Wednesday, August 15, 2012

Face à Obama, Mitt Romney

Medicare et le système de santé américain sont devenus les nouveaux thèmes de prédilection de Mitt Romney. Après un début de campagne basé sur la succès économique de l’homme d’affaire, ce revirement pourrait lui porter préjudice.
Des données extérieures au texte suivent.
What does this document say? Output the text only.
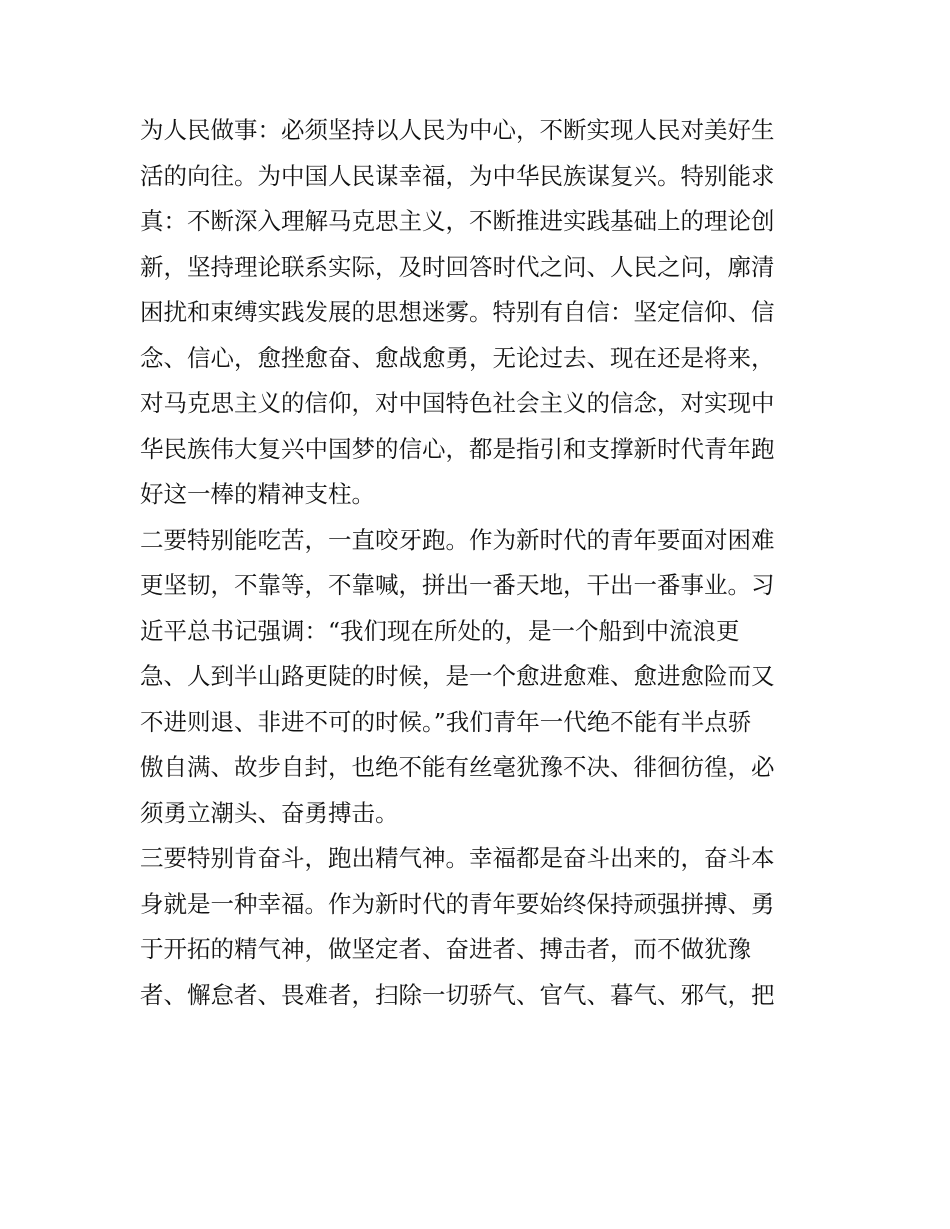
为人民做事：必须坚持以人民为中心，不断实现人民对美好生
活的向往。为中国人民谋幸福，为中华民族谋复兴。特别能求
真：不断深入理解马克思主义，不断推进实践基础上的理论创
新，坚持理论联系实际，及时回答时代之问、人民之问，廓清
困扰和束缚实践发展的思想迷雾。特别有自信：坚定信仰、信
念、信心，愈挫愈奋、愈战愈勇，无论过去、现在还是将来，
对马克思主义的信仰，对中国特色社会主义的信念，对实现中
华民族伟大复兴中国梦的信心，都是指引和支撑新时代青年跑
好这一棒的精神支柱。
二要特别能吃苦，一直咬牙跑。作为新时代的青年要面对困难
更坚韧，不靠等，不靠喊，拼出一番天地，干出一番事业。习
近平总书记强调：“我们现在所处的，是一个船到中流浪更
急、人到半山路更陡的时候，是一个愈进愈难、愈进愈险而又
不进则退、非进不可的时候。”我们青年一代绝不能有半点骄
傲自满、故步自封，也绝不能有丝毫犹豫不决、徘徊彷徨，必
须勇立潮头、奋勇搏击。
三要特别肯奋斗，跑出精气神。幸福都是奋斗出来的，奋斗本
身就是一种幸福。作为新时代的青年要始终保持顽强拼搏、勇
于开拓的精气神，做坚定者、奋进者、搏击者，而不做犹豫
者、懈怠者、畏难者，扫除一切骄气、官气、暮气、邪气，把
Dès le début de sa campagne, il y a un an, Mitt Romney avait parié sur des atouts clairs : ce qu’il a achevé en tant que gouverneur du Massachusetts, puis à la tête de l’organisation des Jeux Olympiques d’Hiver de 2002 et, surtout, son parcours d’homme d’affaire fondateur de la société d’investissement Bain Capital.
Son expérience dans le secteur privé est la clef de la relance économique a-t-il assuré pendant des mois.
« Nous avons investi dans plus de cent entreprises et si on fait le calcul, ces business ont créé plus de 100,000 postes depuis, » Romney a-t-il déclaré en parlant de Bain Capital.
           
Mais récemment, la stratégie « self-made man » de Romney s’est effritée. Les publicités du camp démocratique ont fait de Bain leur bête noire et les publicités contre le fond d’investissement se multiplient, au détriment de l’image de Romney.
Ce qui faisait la fierté du candidat républicain est maintenant relégué au fond du placard, à côté des affaires de démantèlements d’entreprises et de licenciements massifs opérés par Bain.
A la place, Romney a zigzagué d’une semaine à l’autre entre un message et un autre, défiant une règle d’or en politique : choisir un thème et s’y tenir. Depuis quelques semaines, le système social, Medicare et l’affaire des taxes ont dominé les débats, le faisant dériver de son but premier : prouver qu’il est meilleur qu’Obama pour gérer l’économie du pays.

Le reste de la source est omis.